Podría hacerlo un changuito con un diccionario, pero no se los vamos a decir.
—¿Quién crees que me habló hace rato? —dijo Susana, buscando un tema más trivial.
—No sé —dijo don Eduardo—, ¿tu hermana?
—Sí, claro. Me habló para preguntarme qué zapatos traía puestos, pero no me refería a ella.
—¿Entonces?
—¿Te acuerdas de Juan, el vecino?
—¿El hijo de los Echeverría?
—Ese mero.
Susana le tocó el claxon a un Tsuru que se cambió de carril sin fijarse y por nada se lleva su espejo.
—¡Mijita! —dijo don Eduardo—. ¿Qué pasa? ¿Estás bien?
—Sí, papá.

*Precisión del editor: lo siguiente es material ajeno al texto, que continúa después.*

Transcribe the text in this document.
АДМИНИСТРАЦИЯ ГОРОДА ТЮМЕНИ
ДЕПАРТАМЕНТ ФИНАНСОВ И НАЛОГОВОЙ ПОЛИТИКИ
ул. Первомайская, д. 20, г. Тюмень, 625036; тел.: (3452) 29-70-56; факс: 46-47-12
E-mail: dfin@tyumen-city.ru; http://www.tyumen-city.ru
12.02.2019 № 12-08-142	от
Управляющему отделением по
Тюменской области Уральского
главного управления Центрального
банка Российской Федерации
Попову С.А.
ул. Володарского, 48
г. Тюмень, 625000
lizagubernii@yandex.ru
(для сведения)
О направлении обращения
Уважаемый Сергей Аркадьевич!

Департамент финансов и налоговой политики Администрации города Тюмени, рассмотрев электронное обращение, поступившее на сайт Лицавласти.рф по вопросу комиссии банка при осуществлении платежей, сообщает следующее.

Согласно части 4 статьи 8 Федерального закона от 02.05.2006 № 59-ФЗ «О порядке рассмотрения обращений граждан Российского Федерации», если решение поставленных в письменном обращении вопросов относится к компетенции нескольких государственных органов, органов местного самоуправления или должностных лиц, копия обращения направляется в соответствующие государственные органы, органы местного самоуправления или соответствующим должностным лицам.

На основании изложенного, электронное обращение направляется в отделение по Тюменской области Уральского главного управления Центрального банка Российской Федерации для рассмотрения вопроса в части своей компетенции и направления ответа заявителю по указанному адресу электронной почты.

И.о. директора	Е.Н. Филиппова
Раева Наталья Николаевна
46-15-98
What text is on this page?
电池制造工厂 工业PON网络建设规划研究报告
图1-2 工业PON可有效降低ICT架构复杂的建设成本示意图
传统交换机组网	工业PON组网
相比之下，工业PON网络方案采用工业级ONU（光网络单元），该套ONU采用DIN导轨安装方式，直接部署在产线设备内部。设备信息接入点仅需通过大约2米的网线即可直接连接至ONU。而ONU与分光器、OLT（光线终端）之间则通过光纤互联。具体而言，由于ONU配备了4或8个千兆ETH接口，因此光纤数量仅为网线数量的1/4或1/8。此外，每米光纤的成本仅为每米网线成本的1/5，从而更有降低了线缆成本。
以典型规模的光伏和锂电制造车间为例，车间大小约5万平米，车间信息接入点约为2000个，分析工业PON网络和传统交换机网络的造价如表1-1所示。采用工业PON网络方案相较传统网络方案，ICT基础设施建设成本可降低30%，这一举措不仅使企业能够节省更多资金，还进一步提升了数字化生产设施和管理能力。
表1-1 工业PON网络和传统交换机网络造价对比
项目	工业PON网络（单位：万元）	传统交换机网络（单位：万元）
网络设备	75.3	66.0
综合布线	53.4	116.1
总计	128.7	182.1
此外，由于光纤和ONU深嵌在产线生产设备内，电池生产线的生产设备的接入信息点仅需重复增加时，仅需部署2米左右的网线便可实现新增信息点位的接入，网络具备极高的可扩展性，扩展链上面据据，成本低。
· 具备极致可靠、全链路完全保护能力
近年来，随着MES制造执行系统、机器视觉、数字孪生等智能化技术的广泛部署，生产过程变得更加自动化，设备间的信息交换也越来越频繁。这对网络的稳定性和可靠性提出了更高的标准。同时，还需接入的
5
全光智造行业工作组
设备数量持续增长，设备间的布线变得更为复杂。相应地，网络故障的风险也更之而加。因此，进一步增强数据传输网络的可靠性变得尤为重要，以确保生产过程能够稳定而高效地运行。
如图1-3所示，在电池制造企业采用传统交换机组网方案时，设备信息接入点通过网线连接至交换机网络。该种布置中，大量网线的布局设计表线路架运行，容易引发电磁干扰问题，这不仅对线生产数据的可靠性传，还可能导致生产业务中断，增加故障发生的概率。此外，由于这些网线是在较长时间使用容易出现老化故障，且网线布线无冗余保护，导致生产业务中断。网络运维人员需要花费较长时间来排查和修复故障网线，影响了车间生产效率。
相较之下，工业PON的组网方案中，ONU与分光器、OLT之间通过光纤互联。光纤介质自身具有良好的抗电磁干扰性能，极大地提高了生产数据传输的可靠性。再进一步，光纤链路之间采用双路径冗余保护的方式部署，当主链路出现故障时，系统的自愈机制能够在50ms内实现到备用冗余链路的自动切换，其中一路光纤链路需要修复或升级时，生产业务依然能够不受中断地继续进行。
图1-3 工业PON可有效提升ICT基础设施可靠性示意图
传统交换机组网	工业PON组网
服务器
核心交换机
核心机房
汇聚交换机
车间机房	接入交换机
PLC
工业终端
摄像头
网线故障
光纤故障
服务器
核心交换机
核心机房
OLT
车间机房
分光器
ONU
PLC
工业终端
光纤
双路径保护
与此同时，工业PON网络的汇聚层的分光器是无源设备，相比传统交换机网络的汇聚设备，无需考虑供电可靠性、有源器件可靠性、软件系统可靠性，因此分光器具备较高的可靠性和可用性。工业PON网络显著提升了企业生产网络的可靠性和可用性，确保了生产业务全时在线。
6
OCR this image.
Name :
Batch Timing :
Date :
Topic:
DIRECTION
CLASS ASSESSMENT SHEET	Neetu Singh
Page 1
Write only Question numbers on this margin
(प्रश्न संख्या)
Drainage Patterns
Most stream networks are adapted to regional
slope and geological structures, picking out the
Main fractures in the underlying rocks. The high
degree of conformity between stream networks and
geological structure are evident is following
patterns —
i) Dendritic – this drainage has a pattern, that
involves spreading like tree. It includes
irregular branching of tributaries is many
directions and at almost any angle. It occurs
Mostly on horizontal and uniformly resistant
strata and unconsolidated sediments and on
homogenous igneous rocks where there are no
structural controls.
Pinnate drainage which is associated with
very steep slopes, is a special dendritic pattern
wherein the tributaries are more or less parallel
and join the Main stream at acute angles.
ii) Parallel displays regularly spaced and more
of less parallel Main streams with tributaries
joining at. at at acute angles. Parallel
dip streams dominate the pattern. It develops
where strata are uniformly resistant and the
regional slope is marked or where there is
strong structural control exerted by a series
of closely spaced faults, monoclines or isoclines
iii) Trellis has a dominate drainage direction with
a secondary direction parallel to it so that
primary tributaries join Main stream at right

Sólo un tarado que no conoce las direccionales. ¿Van a estar en la casa?
—Sí. Van a venir Fernando y Toni, ya sabes que nos gusta ver los resultados. ¿Tú no quieres venir? Te prometo que te puedo tener unas ramitas de apio para que roas, mientras los demás comemos paté y carnes frías.
Susana dejó pasar el comentario.
Se nota que a ti Catalina no te tortura con tus caderas, papacito.
En realidad, ni todo el apio ni todo el paté del mundo la hubieran convencido de pasar la tarde conviviendo con su jefe y con la esposa de su jefe. La perspectiva le daba como un poco de taquicardia, de esa que se siente cuando uno se acerca demasiado a un acantilado o se asoma por la terraza de un vigésimo piso.
—No, creo que mejor no, papá. Estoy cansadísima y todavía tengo que pasar a la oficina.
Don Eduardo hizo un ruido de desaprobación.
—Ese afán tuyo de trabajar y trabajar, mijita.
—Ni modo, papacito. A alguien le tiene que tocar.
Cuando se abrió el elevador, le sorprendió ver la mayoría de los cubículos y las oficinas apagados. Claramente, nadie había considerado pertinente darse una vuelta por el changarro a ver si algo se ofrecía.
En la oficina de Fernando había una televisión prendida. Cuando estaba a punto de apagarla, escuchó ruidos y vio a los becarios aproximarse con pinta de estar enormemente satisfechos consigo mismos. Una chica —¿Luisa? ¿Lucía? ¿Lilia?— sostenía en la mano un paquete de cerveza Sol con limón y Miguel —casi estaba segura de que se llamaba Miguel— cargaba un bote de basura rebosante de palomitas de microondas.
Susana se preguntó si siquiera lo habrían lavado antes de llenarlo de comida. Pero no era cosa de delatarse como la adulta del grupo. De por sí, tenían cara de conejitos frente a la escopeta.
—¡Maestra! —exclamó Miguel—, ¡qué bueno que vino! ¿No se quiere quedar?
Susana se admiró de su capacidad para fingir bajo presión. No era una cualidad despreciable en esta profesión.
—Ay, sí me darían ganas —dijo, correspondiendo a una mentira con otra—, pero quedé de pasar a casa de mis papás.
Se encogió de hombros, como llena de pesar.
—Ni modo. Ustedes diviértanse, muchachos, aprovechen que son jóvenes y que no tienen compromisos.
Los dejó frente a la tele y los resultados electorales y se volvió a subir al elevador.
Sacó su celular. Ignoró todas las alertas de mensajes y correos y pasó los ojos por las actualizaciones de noticias. Si en su constitución hubiera estado la posibilidad de no preocuparse, hubiera pensado que no había de qué preocuparse.
Pasó, una detrás de otra, las notificaciones. Hasta que abrió la aplicación del teléfono, como si no se diera cuenta de lo que hacía.
Su dedo índice se detuvo encima de un número.
Nada más le voy a marcar para tocar base. No por otra cosa, sino porque ni modo que uno no esté en contacto en un día así. Qué tal que hay algo que yo deba saber.
No se convencía ni a sí misma, pero marcó de todas maneras.
—¿Cómo viste? —preguntó Susana, en cuanto escuchó que se conectaba la llamada.
—Muy bien. Te viste súper ruda.
—Ay, claro que no.
Ay, Susana, suenas como quinceañera.
Se aclaró la garganta.
—¿Sabes si ya están saliendo los preliminares?
—Sí, ya hay varios. ¿No quieres venir a verlos?